Python API

The public pragmatiq.api surface — generated from the live docstrings so signatures never drift.

pragmatiq/api.py is the single library surface behind the CLI, the notebooks, and production callers. Notebooks also get PragmaModel.from_pretrained(run) and model.embed_records(list_of_dicts) for interactive use without the shard pipeline.

The reference below is generated from the live function signatures and docstrings by scripts/docs_facts.py (and checked in CI), so it always matches the installed code.

api.synthesize

Generate a synthetic dataset (Phase 1).

synthesize(config: 'str | Path | dict[str, Any] | None' = None, out: 'str | Path' = 'data/synth', n_users: 'int | None' = None, seed: 'int | None' = None, n_workers: 'int' = 0, write_report: 'bool' = True, **overrides: 'Any') -> 'dict[str, Any]'

api.tokenize

Fit (or load) the tokenizer and write tokenized parquet shards + index.

tokenize(data_dir: 'str | Path', out: 'str | Path', config: 'str | Path | dict[str, Any] | None' = None, tokenizer_dir: 'str | Path | None' = None, max_users: 'int | None' = None, rows_per_shard: 'int' = 4096, n_workers: 'int' = 0) -> 'dict[str, Any]'

api.pretrain

Pretrain a pragmatiq model on tokenized shards (Phase 5).

pretrain(shard_dir: 'str | Path', run_name: 'str', model_size: 'str' = 'small', config: 'str | Path | dict[str, Any] | None' = None, runs_root: 'str | Path' = 'runs', resume: 'str | None' = None, **overrides: 'Any') -> 'dict[str, Any]'

api.finetune

LoRA fine-tune a trained model's adapters + head on a label table.

finetune(shard_dir: 'str | Path', run: 'str | Path', label_path: 'str | Path', config: 'str | Path | dict[str, Any] | None' = None, device: 'str' = 'auto', **overrides: 'Any') -> 'dict[str, Any]'

api.embed

Embed every user in ``shard_dir`` with a trained model.

embed(shard_dir: 'str | Path', run: 'str | Path', out: 'str | Path | None' = None, token_budget: 'int' = 16384, device: 'str' = 'auto') -> 'dict[str, Any]'

api.probe

Probe a trained model on a label table; compares to a raw-count baseline.

probe(shard_dir: 'str | Path', run: 'str | Path', label_path: 'str | Path', device: 'str' = 'auto', token_budget: 'int' = 16384, seed: 'int' = 0, with_baseline: 'bool' = True, probe_model: 'str' = 'gbdt') -> 'dict[str, Any]'

api.uplift

Evaluate communication-campaign uplift on a trained model (Phase 5).

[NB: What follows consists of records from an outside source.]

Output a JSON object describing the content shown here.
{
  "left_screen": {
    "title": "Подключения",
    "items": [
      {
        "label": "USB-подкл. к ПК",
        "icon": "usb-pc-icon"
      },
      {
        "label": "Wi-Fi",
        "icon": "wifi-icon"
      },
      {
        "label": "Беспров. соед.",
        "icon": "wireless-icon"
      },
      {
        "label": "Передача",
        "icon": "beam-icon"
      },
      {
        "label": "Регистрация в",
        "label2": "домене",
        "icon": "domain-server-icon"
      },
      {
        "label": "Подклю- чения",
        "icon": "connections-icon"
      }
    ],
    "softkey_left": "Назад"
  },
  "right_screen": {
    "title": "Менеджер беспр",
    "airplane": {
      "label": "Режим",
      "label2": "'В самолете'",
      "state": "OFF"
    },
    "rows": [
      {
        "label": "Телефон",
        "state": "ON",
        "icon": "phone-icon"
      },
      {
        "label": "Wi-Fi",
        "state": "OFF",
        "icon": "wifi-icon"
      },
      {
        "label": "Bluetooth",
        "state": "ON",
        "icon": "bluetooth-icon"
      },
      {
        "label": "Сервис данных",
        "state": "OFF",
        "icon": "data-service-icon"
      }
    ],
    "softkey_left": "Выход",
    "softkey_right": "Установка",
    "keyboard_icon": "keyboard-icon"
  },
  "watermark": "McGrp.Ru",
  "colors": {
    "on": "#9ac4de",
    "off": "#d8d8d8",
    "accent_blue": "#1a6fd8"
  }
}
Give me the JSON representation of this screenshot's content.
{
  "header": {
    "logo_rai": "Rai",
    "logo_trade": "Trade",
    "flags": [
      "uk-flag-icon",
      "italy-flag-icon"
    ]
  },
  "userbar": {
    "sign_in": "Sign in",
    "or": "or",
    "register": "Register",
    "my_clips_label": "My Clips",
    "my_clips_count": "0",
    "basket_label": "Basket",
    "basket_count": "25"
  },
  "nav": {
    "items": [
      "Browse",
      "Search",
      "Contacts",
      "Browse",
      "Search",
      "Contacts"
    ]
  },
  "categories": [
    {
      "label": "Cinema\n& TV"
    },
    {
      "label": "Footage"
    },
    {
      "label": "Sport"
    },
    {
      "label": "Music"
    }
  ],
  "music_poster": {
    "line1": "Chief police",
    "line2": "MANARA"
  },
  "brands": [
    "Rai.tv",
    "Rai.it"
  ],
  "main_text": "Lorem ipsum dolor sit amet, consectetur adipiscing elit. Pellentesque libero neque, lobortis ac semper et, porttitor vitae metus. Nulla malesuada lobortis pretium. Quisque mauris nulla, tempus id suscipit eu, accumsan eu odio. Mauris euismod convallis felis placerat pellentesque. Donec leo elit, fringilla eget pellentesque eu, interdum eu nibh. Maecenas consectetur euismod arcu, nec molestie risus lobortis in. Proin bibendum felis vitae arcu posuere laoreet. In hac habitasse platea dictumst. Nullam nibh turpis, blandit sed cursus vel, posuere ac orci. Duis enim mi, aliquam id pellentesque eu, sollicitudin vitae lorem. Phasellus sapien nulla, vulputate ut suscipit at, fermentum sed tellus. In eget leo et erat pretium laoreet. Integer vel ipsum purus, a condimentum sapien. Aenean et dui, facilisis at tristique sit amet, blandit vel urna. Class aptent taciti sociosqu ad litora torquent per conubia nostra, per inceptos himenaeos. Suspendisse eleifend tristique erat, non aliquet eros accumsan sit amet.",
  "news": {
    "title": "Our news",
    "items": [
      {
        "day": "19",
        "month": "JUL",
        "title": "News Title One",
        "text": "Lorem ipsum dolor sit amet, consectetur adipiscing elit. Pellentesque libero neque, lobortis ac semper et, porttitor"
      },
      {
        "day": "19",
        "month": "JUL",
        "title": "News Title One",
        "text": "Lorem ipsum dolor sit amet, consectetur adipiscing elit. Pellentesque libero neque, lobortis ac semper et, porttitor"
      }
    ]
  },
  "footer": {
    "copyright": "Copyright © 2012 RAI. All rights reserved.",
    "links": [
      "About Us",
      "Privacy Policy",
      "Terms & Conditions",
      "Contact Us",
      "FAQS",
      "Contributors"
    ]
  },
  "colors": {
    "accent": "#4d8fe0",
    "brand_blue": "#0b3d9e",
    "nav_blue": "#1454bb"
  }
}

uplift(shard_dir: 'str | Path', run: 'str | Path', label_path: 'str | Path', device: 'str' = 'auto', token_budget: 'int' = 16384, seed: 'int' = 0, learner: 'str' = 't') -> 'dict[str, Any]'

api.gnn

Run the three-way AML GNN ablation (Phase 6).

gnn(shard_dir: 'str | Path', run: 'str | Path', transfers_path: 'str | Path', aml_label_path: 'str | Path', seeds: 'tuple[int, ...]' = (0, 1, 2), device: 'str' = 'auto', epochs: 'int' = 150) -> 'dict[str, Any]'

api.quickstart

End-to-end smoke: synth → tokenize → nano pretrain → probe (Phase 8).

quickstart(out: 'str | Path' = 'runs/quickstart', n_users: 'int' = 50000, seed: 'int' = 0, model_size: 'str' = 'small', max_steps: 'int' = 400, n_workers: 'int' = 0) -> 'dict[str, Any]'

Interactive entry points

Beyond api, the model exposes two notebook-friendly methods:

from pragmatiq.models.pragmatiq import PragmaModel

model = PragmaModel.from_pretrained("runs/demo")     # loads model + tokenizer
emb = model.embed_records([                           # plain dicts, no shards needed
    {"user_id": "u1", "events": [
        {"ts": 1_700_000_000_000_000, "source": "transaction",
         "fields": {"amount": "42.10", "merchant": "TESCO"}}],
     "attributes": {"country": "GB"}, "lifelong": []},
])  # -> np.ndarray [n_users, dim]

from_pretrained verifies the checkpoint's tokenizer hash against the run's tokenizer and refuses to run on a mismatch.